FRANKENSTEIN (2004
made-for-TV miniseries)
I haven't read Mary
Shelley's novel Frankenstein in over two decades, so I cannot discuss
how Hallmark's miniseries (which runs two hours and fifty-minutes
without commercials) fares in terms of being a faithful adaptation of
the book (though many reviews on IMDB praise this version's
faithfulness to the source material). The tale opens with the crew
of the Prometheus (a ship caught in ice) rescuing Viktor Frankenstein
(who had been pursuing his bipedal creation on a dog sled) from
freezing to death. Viktor tells his life story to the ship's
captain, so the bulk of the story is a flashback to the events
described by Frankenstein (the narrative returns to the captain and
Viktor on the ship several times). The plot moves from Viktor's
childhood (when his parents adopted an orphan named Elizabeth) to his
time at a university where he immerses himself in absorbing all he
can learn about chemistry, physics, and science in general. Viktor
develops a hypothesis about how to bring the dead back to life, and
he tests his ideas on a dead dog that he manages to momentarily
resurrect. Not content to experiment on animals, Viktor assembles a
human out of various corpse parts scavenged from the local graveyard.

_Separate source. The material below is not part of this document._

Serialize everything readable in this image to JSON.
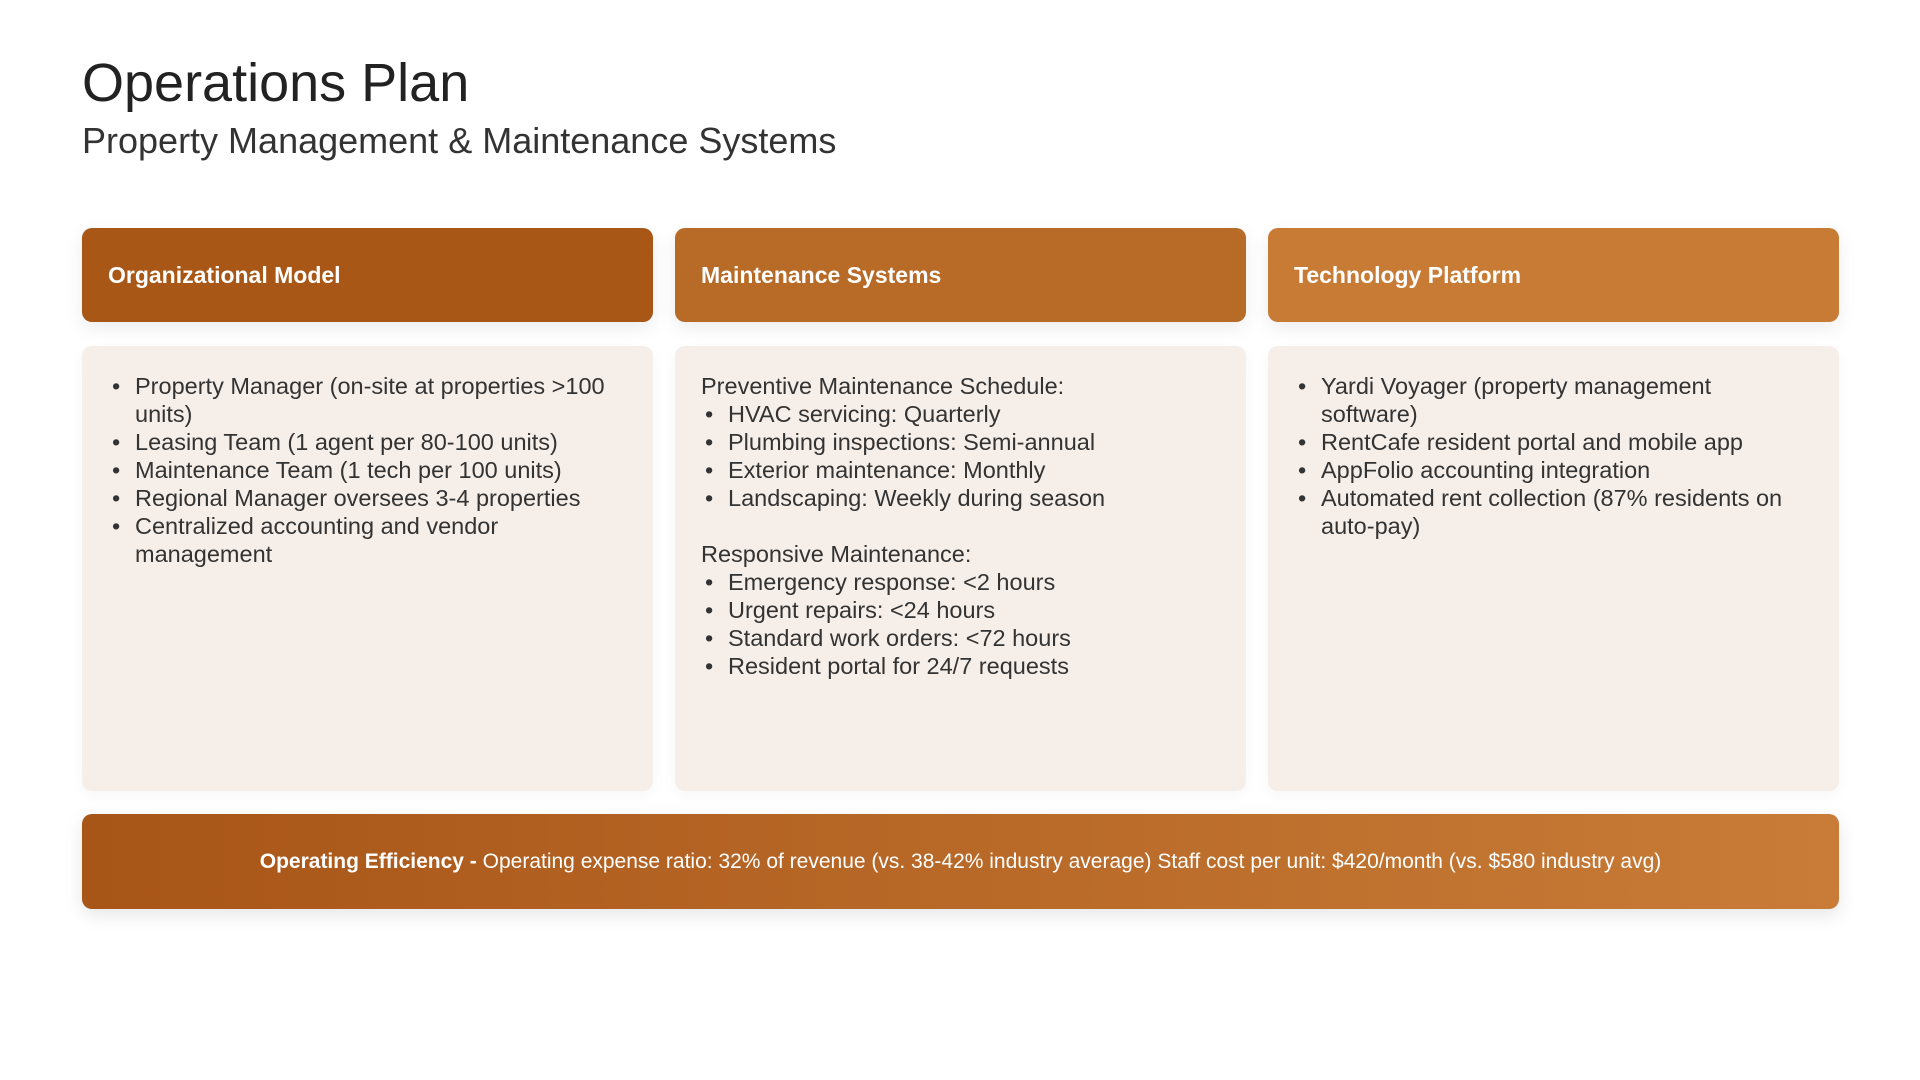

One stormy night, Viktor brings his creature to life. It escapes
into the community and takes a coat with Viktor's journal in one
pocket. The monster (which is more articulate and intelligent than
in most filmed versions of this story) reads the journal and realizes
that it is the creation of Viktor Frankenstein. It somehow finds its
way to the Frankenstein estate in search of its creator, accidentally
kills Viktor's young brother, and frames a servant girl named Justine
for the killing. Viktor manages to locate and confront the creature,
and it demands that Viktor create a female mate with the promise that
the two monsters will exist peacefully outside of civilization if
Frankenstein complies. Viktor agrees, but his friend Henry (upon
learning of the dreadful experiments) convinces him not to proceed.
In the presence of the monster, Viktor burns the not-yet-reanimated
body of the mate. The creature vows that it will find Viktor on his
wedding night. Viktor inexplicably does not tell his bride-to-be
(creepily enough, his stepsister Elizabeth) about the danger they're
in. The creature kills Henry, and a grief-stricken Viktor gets on
with his life and marries Elizabeth. Viktor's creation does indeed
track down the happy couple in their honeymoon suite and kills
Elizabeth. Viktor pursues the monster (it leaves a series of cryptic
notes for Viktor to find) and ends up on the dog sled from the
prologue chasing the creature across an icy landscape. Viktor dies
aboard the Prometheus after finishing his tale, and the ship's
captain watches as the creature carries its dead maker off into the
blizzard.
My main problem with this
version of Frankenstein is that the story is supposed to be the
events Viktor describes to the captain of the Prometheus, yet there
are numerous scenes in which Viktor is not present. How did he know
what the monster was up to when it was off on its own? This quibble
aside, the Hallmark version of Frankenstein is quite watchable and
boasts marvelous production values for a made-for-TV endeavor.
Nothing jolted me out of the “reality” of the tale – I noticed
no anachronisms in terms of the environments or dialogue, but then
I've never been to modern day Europe and certainly have no idea what
it was like during the time period in which this yarn takes place, so
how would I know if something was dreadfully off-key? With a cast
that includes Donald Sutherland (as the Prometheus captain), William
Hurt (as Viktor's college mentor), Julie Delpy (Viktor's mother), and
Luke Goss (the creature), the 2004 made-for-TV miniseries version of
Frankenstein is not wanting for talent. It's not a project that
warrants or demands repeat viewings, but it's worthy of a look
(especially for fans of the Shelley novel).